Australia to replace 50% CGT discount with indexation
Australia will scrap the 50% capital gains tax discount and index cost bases for inflation, taxing real gains from July 2027; a May 10 transition cutoff applies.
The federal government plans to replace Australia’s 50% capital gains tax discount with an inflation indexation system. Under the proposal, an asset’s cost base would be adjusted for inflation and tax would apply to the real gain accumulated while the asset was held. The change is scheduled to take effect at the end of the 2026–27 financial year in July 2027 and would apply to gains from cryptocurrencies, shares, businesses, commercial property and other investments.
Currently, individuals who hold an asset for more than 12 months can reduce their taxable capital gain by 50%. The indexation method would remove that flat reduction and instead tax the inflation‑adjusted gain, increasing the taxable amount on many long‑held positions.
Detailed rules will appear in the government’s 2027 budget and later legislation. A transition arrangement links eligibility to a May 10 cutoff: assets acquired after May 10 would receive a one‑year grace period, while assets purchased before that date would be partially exempt. The final capital gains discount for partly exempt assets would be calculated proportionally based on how long the asset was held under each regime.

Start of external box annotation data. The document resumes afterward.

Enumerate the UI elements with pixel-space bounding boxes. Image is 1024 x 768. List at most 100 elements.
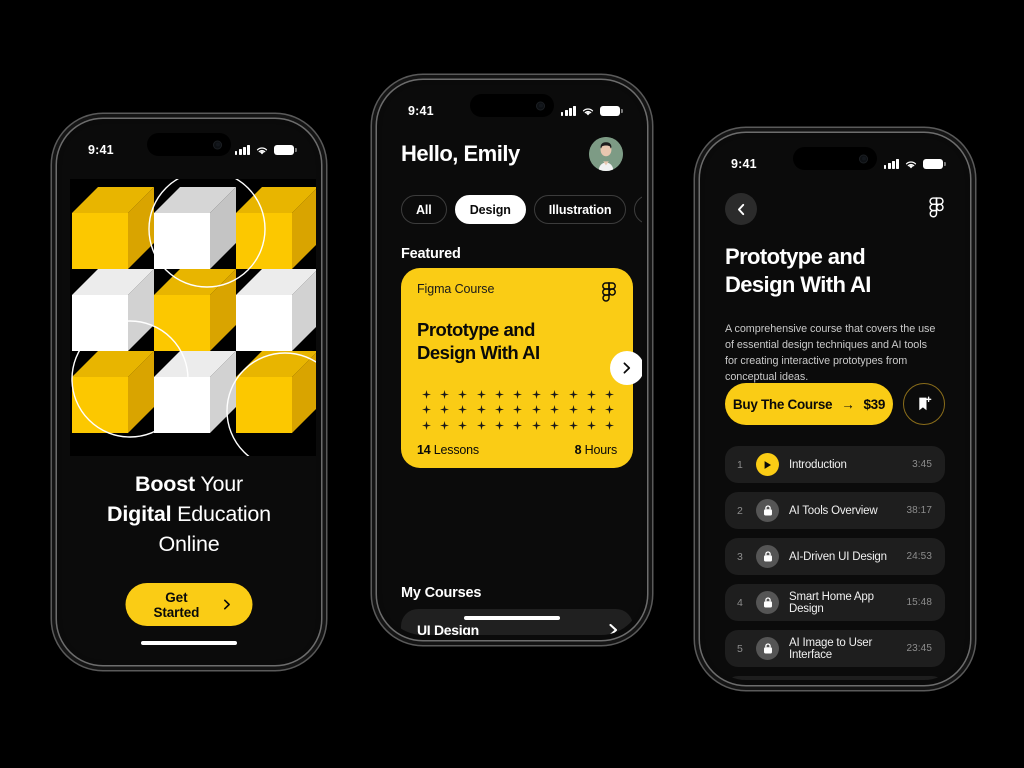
status-time: 9:41 (88, 143, 114, 157)
figma-icon (929, 196, 944, 217)
phone1-screen: 9:41 Boost Your Digital Education Online… (62, 124, 316, 660)
get-started-button[interactable]: Get Started (125, 583, 253, 626)
tab-3d-render[interactable]: 3D Render (634, 195, 642, 224)
arrow-right-icon[interactable] (603, 624, 617, 635)
home-indicator[interactable] (464, 616, 560, 620)
home-indicator[interactable] (141, 641, 237, 645)
lesson-row[interactable]: 6Buttons and Effects8:33 (725, 676, 945, 680)
greeting-row: Hello, Emily (401, 137, 623, 171)
arrow-right-glyph: → (841, 396, 855, 412)
lock-icon[interactable] (756, 591, 779, 614)
dynamic-island (147, 133, 231, 156)
lesson-duration: 23:45 (906, 643, 932, 654)
status-time: 9:41 (731, 157, 757, 171)
course-description: A comprehensive course that covers the u… (725, 323, 936, 383)
enrolled-course-title: UI Design (417, 622, 479, 635)
buy-label: Buy The Course (732, 396, 833, 412)
lessons-label: Lessons (430, 443, 479, 457)
headline-education: Education (171, 502, 271, 526)
lesson-number: 1 (737, 458, 743, 471)
dynamic-island (793, 147, 877, 170)
lesson-number: 2 (737, 504, 743, 517)
play-icon[interactable] (756, 453, 779, 476)
lesson-title: Smart Home App Design (789, 590, 874, 615)
course-next-button[interactable] (610, 351, 642, 385)
sparkle-pattern (417, 387, 619, 433)
course-progress-card[interactable]: UI Design 12/18 66% (401, 609, 633, 635)
avatar-illustration (589, 137, 623, 171)
buy-course-button[interactable]: Buy The Course → $39 (725, 383, 893, 425)
battery-icon (923, 158, 946, 170)
detail-title-line1: Prototype and (725, 244, 866, 269)
lesson-duration: 15:48 (906, 597, 932, 608)
back-button[interactable] (725, 193, 757, 225)
lesson-duration: 24:53 (906, 551, 932, 562)
front-camera-icon (536, 101, 545, 110)
category-tabs[interactable]: All Design Illustration 3D Render (401, 195, 642, 224)
lesson-title: AI Image to User Interface (789, 636, 873, 661)
course-kicker: Figma Course (417, 282, 495, 296)
phone2-screen: 9:41 Hello, Emily All Design Illustratio… (382, 85, 642, 635)
phone-mockup-home: 9:41 Hello, Emily All Design Illustratio… (377, 80, 647, 640)
tab-all[interactable]: All (401, 195, 447, 224)
battery-icon (600, 105, 623, 117)
wifi-icon (905, 160, 917, 168)
course-meta: 14 Lessons 8 Hours (417, 443, 617, 457)
lesson-duration: 3:45 (912, 459, 932, 470)
phone-mockup-onboarding: 9:41 Boost Your Digital Education Online… (57, 119, 321, 665)
course-price: $39 (863, 396, 886, 412)
headline-word-digital: Digital (107, 502, 172, 526)
detail-title: Prototype and Design With AI (725, 243, 943, 299)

During the transition the existing 50% discount would still apply for the relevant portion of an asset’s holding period.
Officials say the framework aims to tax gains in real terms rather than nominal terms. The budget papers and subsequent legislation will set out the final design, compliance rules and the method for calculating inflation adjustments.
Advisers and investors say some long‑term holders could face larger tax bills, particularly high‑income individuals holding assets with modest inflation‑adjusted returns. Chris Joye, a portfolio manager at Coolabah Capital Investments, warned the change could push investment into owner‑occupied housing that is tax‑exempt and argued it would “double the capital gains tax on productive businesses and assets from about 23.5% to 46–47%.” He added: “The single biggest winner from the budget: the tax‑free owner‑occupied home, which is where people will put their money.”
Scott Phillips, chief investment officer at an investment advice firm, commented that higher tax bills would not eliminate returns and could leave founders and growth investors with incentives to invest if they expected substantial gains. He observed, “That’s all the incentive they will need.”
Industry groups, tax advisers and investors will monitor the budget release and the legislative process to understand reporting requirements and how the transition provisions will operate in practice. The change will affect calculations of taxable gains once enacted and may influence asset allocation decisions by long‑term investors.